Molecular analysis further clarified the death pathway. Western blotting revealed cleavage (activation) of caspase‑9 and caspase‑3, together with down‑regulation of the anti‑apoptotic protein Bcl‑2, indicating activation of the intrinsic (mitochondrial) apoptotic cascade. Cell‑cycle profiling showed an accumulation of cells in the G2/M phase after plasma‑water treatment, suggesting that DNA damage and checkpoint activation also contribute to the observed cytotoxicity.

The physicochemical properties of the plasma water were characterized. The discharge parameters were set at 5 kV, 20 kHz, and a current of 0.5 A, sustained for up to 30 minutes. After treatment, the water’s pH decreased modestly from 7.2 to 6.8, and its conductivity rose from 1.2 µS cm⁻¹ to 3.5 µS cm⁻¹, reflecting the dissolution of ionic ROS/RNS. These changes confirm that the plasma discharge effectively enriches the aqueous medium with biologically active species capable of diffusing into cells and tissues.

The authors argue that plasma water offers several advantages over direct plasma irradiation. Because the reactive species are dissolved in a liquid medium, they can be delivered uniformly throughout a three‑dimensional cell culture or potentially into deeper tumor regions in vivo, bypassing the shallow penetration depth of plasma jets. Moreover, plasma water can be stored, transported, and administered using conventional medical delivery systems, facilitating clinical translation.

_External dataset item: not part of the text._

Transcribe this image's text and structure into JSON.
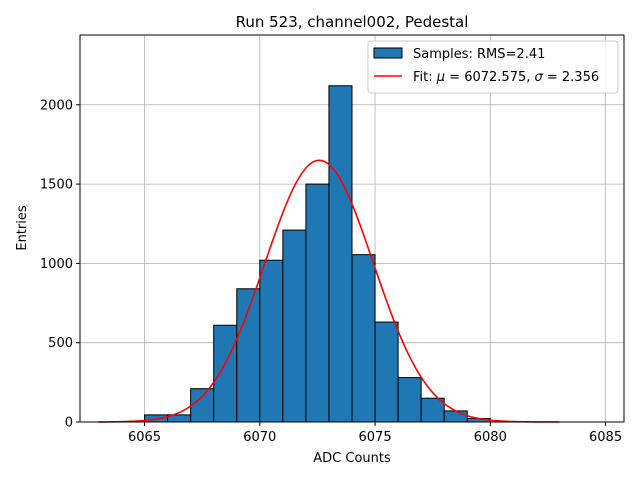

Nevertheless, the study acknowledges several limitations. All experiments were performed in vitro, and the selectivity of plasma water for cancer cells versus normal gastric epithelial cells remains to be demonstrated. Long‑term toxicity, immune responses, and the stability of the reactive species during storage have not been addressed. Scaling up the production of plasma water while maintaining consistent ROS/RNS concentrations also poses a technical challenge.

In conclusion, this work provides compelling evidence that NTAP‑generated plasma water can induce robust apoptosis in human gastric cancer cells, with RNS—particularly nitric oxide‑derived species—playing a pivotal role. The findings lay the groundwork for future pre‑clinical investigations, including animal tumor models and pharmacokinetic studies, to evaluate the safety, efficacy, and practical delivery of plasma‑water‑based anticancer therapy.